Concerning your code, you have a function with a variable inside. Upon entering the function, you will run to the line of code that declares the variable, and the constructor will be run then.
But you say "creation of MyMainObj". It's a function, it can only be called, not created.
This is all concerning the title question, "when are members constructed?" This would apply if MyMainObj was a class and not a function.
Your member objects are constructed in the order of which they appear in the class declaration. All objects are full constructed upon entering the constructor. (But this does not include the class itself!)
That is to say, by the time the class enters its constructor, all the members have finished their constructor.
Objects are destructed in reverse order, in the destructor (after the destructor is run).
In a pseudo-diagram:
MyClass
Member1
Member2
Member3
Construction:
Member1
Member2
Member3
MyClass
Destruction:
MyClass
Member3
Member2
Member1
You can manually call the members constructor using an initialization list:
class foo
{
public:
foo(void) : i(0) // construct i with 0.
{
}
int i;
};
There are various question on SO about initialization lists. Initialization list order, Copy-construction initialization list, and more.
Yes, the constructor would be called whenever a MyMainObj instance is created.
I'm a bit confused by the "global member" terminology - the way you've declared that object it would be a local variable inside the constructor. Am I missing something here?
Yes, as other stated the member will be created on the owner class creation, on construction (be it generated by the compiler or with a provided constructor).
The order of creation will be the same as how your members apear in the class declaration. For example :
class MyType
{
Thing a;
Thing b;
Thing d;
Thing c;
};
Whatever constructor is used, whatever the order in a initialization list, the members will be constructed in this order : a, b, d, c. Once it's all done, the constructor code will be executed (if it exists) and only then your whole object will be constructed.
Upon entering an object constructor, memory has already been allocated for it. Then the execution order is as follows:
Base class constructor, if any, as specified in the initialisation list; if not specified, the default constructor is used.
The constructors for the member data, as specified in the initalisation list (default if not specified), in the order they are declared in the class definition.
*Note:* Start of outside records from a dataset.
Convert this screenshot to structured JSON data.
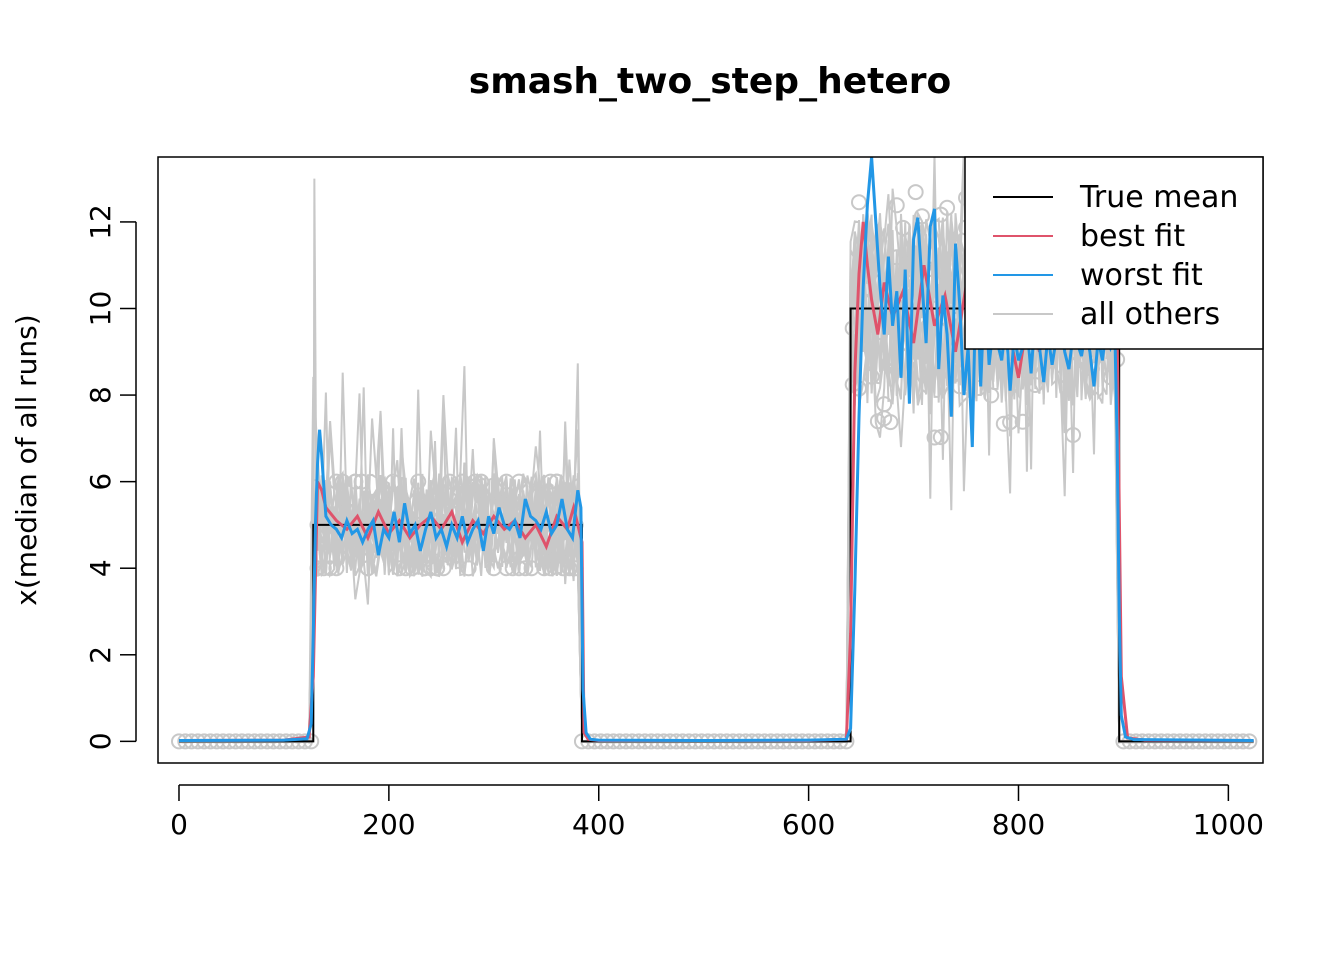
{
  "chart_data": {
    "type": "line",
    "title": "smash_two_step_hetero",
    "xlabel": "",
    "ylabel": "x(median of all runs)",
    "xlim": [
      -20,
      1033
    ],
    "ylim": [
      -0.5,
      13.5
    ],
    "xticks": [
      0,
      200,
      400,
      600,
      800,
      1000
    ],
    "yticks": [
      0,
      2,
      4,
      6,
      8,
      10,
      12
    ],
    "grid": false,
    "legend_position": "top-right",
    "segments": [
      {
        "x0": 0,
        "x1": 128,
        "mean": 0
      },
      {
        "x0": 128,
        "x1": 384,
        "mean": 5
      },
      {
        "x0": 384,
        "x1": 640,
        "mean": 0
      },
      {
        "x0": 640,
        "x1": 896,
        "mean": 10
      },
      {
        "x0": 896,
        "x1": 1024,
        "mean": 0
      }
    ],
    "series": [
      {
        "name": "True mean",
        "color": "#000000",
        "x": [
          0,
          128,
          128,
          384,
          384,
          640,
          640,
          896,
          896,
          1024
        ],
        "y": [
          0,
          0,
          5,
          5,
          0,
          0,
          10,
          10,
          0,
          0
        ]
      },
      {
        "name": "best fit",
        "color": "#DF536B",
        "x": [
          0,
          100,
          124,
          128,
          132,
          136,
          140,
          150,
          160,
          170,
          180,
          190,
          200,
          210,
          220,
          230,
          240,
          250,
          260,
          270,
          280,
          290,
          300,
          310,
          320,
          330,
          340,
          350,
          360,
          370,
          376,
          380,
          384,
          386,
          390,
          400,
          500,
          600,
          636,
          640,
          644,
          648,
          652,
          656,
          660,
          666,
          672,
          680,
          690,
          700,
          710,
          720,
          730,
          740,
          750,
          760,
          770,
          780,
          790,
          800,
          810,
          820,
          830,
          840,
          850,
          860,
          870,
          880,
          890,
          894,
          898,
          904,
          920,
          1024
        ],
        "y": [
          0.02,
          0.03,
          0.1,
          1.5,
          6.0,
          5.8,
          5.4,
          5.1,
          4.9,
          5.2,
          4.7,
          5.3,
          4.8,
          5.1,
          4.7,
          5.0,
          5.2,
          4.9,
          5.3,
          4.6,
          5.1,
          4.8,
          5.2,
          4.9,
          5.1,
          4.7,
          5.0,
          4.5,
          5.2,
          4.9,
          5.4,
          5.0,
          4.6,
          0.2,
          0.05,
          0.02,
          0.02,
          0.02,
          0.05,
          2.5,
          8.5,
          10.8,
          12.0,
          11.0,
          10.2,
          9.4,
          10.6,
          9.8,
          10.4,
          9.2,
          11.0,
          9.6,
          10.3,
          9.0,
          10.5,
          9.8,
          9.3,
          10.1,
          9.6,
          8.4,
          10.0,
          9.0,
          10.2,
          9.5,
          9.8,
          9.1,
          10.0,
          9.6,
          9.9,
          9.5,
          1.5,
          0.08,
          0.03,
          0.02
        ]
      },
      {
        "name": "worst fit",
        "color": "#2297E6",
        "x": [
          0,
          100,
          122,
          126,
          128,
          130,
          132,
          134,
          136,
          140,
          145,
          150,
          155,
          160,
          165,
          170,
          175,
          180,
          185,
          190,
          195,
          200,
          205,
          210,
          215,
          220,
          225,
          230,
          235,
          240,
          245,
          250,
          255,
          260,
          265,
          270,
          275,
          280,
          285,
          290,
          295,
          300,
          305,
          310,
          315,
          320,
          325,
          330,
          335,
          340,
          345,
          350,
          355,
          360,
          365,
          370,
          375,
          380,
          383,
          385,
          388,
          392,
          400,
          500,
          600,
          636,
          640,
          644,
          648,
          652,
          656,
          660,
          664,
          668,
          672,
          676,
          680,
          684,
          688,
          692,
          696,
          700,
          704,
          708,
          712,
          716,
          720,
          724,
          728,
          732,
          736,
          740,
          744,
          748,
          752,
          756,
          760,
          764,
          768,
          772,
          776,
          780,
          784,
          788,
          792,
          796,
          800,
          804,
          808,
          812,
          816,
          820,
          824,
          828,
          832,
          836,
          840,
          844,
          848,
          852,
          856,
          860,
          864,
          868,
          872,
          876,
          880,
          884,
          888,
          892,
          894,
          896,
          898,
          902,
          910,
          1024
        ],
        "y": [
          0.02,
          0.03,
          0.06,
          0.4,
          2.5,
          5.0,
          6.4,
          7.2,
          6.6,
          5.2,
          5.0,
          4.9,
          4.7,
          5.1,
          4.8,
          4.9,
          4.6,
          4.9,
          5.1,
          4.3,
          4.9,
          4.7,
          5.3,
          4.6,
          5.5,
          4.8,
          5.0,
          4.4,
          4.9,
          5.3,
          4.7,
          4.9,
          4.5,
          5.0,
          4.7,
          5.2,
          4.6,
          4.9,
          5.1,
          4.4,
          5.2,
          4.8,
          5.4,
          5.0,
          4.9,
          5.1,
          4.7,
          5.6,
          5.2,
          5.1,
          4.9,
          5.3,
          4.8,
          5.0,
          5.6,
          4.9,
          4.7,
          5.8,
          5.4,
          1.2,
          0.2,
          0.05,
          0.03,
          0.02,
          0.03,
          0.05,
          0.3,
          3.5,
          7.5,
          10.5,
          12.4,
          13.5,
          12.0,
          10.5,
          9.4,
          11.2,
          9.6,
          10.4,
          8.4,
          10.9,
          7.8,
          11.6,
          12.1,
          10.6,
          9.2,
          11.9,
          12.3,
          8.6,
          10.3,
          9.4,
          7.5,
          11.5,
          10.1,
          8.0,
          9.1,
          6.8,
          11.2,
          8.2,
          10.6,
          8.7,
          9.6,
          9.2,
          8.8,
          9.7,
          8.1,
          9.4,
          8.8,
          9.1,
          9.6,
          8.5,
          9.9,
          9.1,
          8.3,
          9.4,
          8.7,
          9.3,
          9.8,
          9.0,
          8.6,
          9.4,
          9.2,
          8.9,
          9.5,
          9.0,
          8.2,
          9.3,
          8.8,
          9.6,
          9.1,
          9.3,
          7.0,
          3.0,
          0.6,
          0.1,
          0.04,
          0.02
        ]
      },
      {
        "name": "all others",
        "color": "#C8C8C8",
        "x": [],
        "y": []
      }
    ]
  }
}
The order in which they are specified in the initialisation list is irrelevant.
The constructor body.
In the example set in the question, the first thing that would be executed upon entering the default constructor of MyMainObj would be the default constructor of MyDataObj to construct the member data obj.
Given a class A:
class A {
MyDataObj obj;
}
If you don't write the constructor for A, the compiler will create one for you, which will create obj as part of constructing A (and destroy obj as part of destroying A.
If you do write a constructor for A, then obj will be created before your constructor runs, although you can reassign it:
class A {
MyDataObj obj;
public:
A() { } // obj created, but the value may or may not be predictable
}
class AA {
MyDataObj obj;
public:
AA()
{
obj = MyDataObj(5);
}
}
class AAA {
MyDataObj obj;
public:
AAA() : obj(5) { } // member initializer list, my preferred method
}
With the third option, the data objects are created before the member initializer list runs, and the values are assigned in the order they are declared in AAA, NOT the order they are listed in the member initializer list.
UPDATE: There is a difference between creation and initialization. Space for the data members (and the base classes, and the data members for the base classes) is always set aside -- which I would call "creation." However, that doesn't mean a useful value is stored in that memory. There are separate rules for whether an object is default initialized, which depend on the type of the data member (primitive, POD, non-POD) and, IIRC, the storage class of the main object (local, static, global). The easiest way to avoid surprises in this area is to simply make sure you explicitly initialize everything.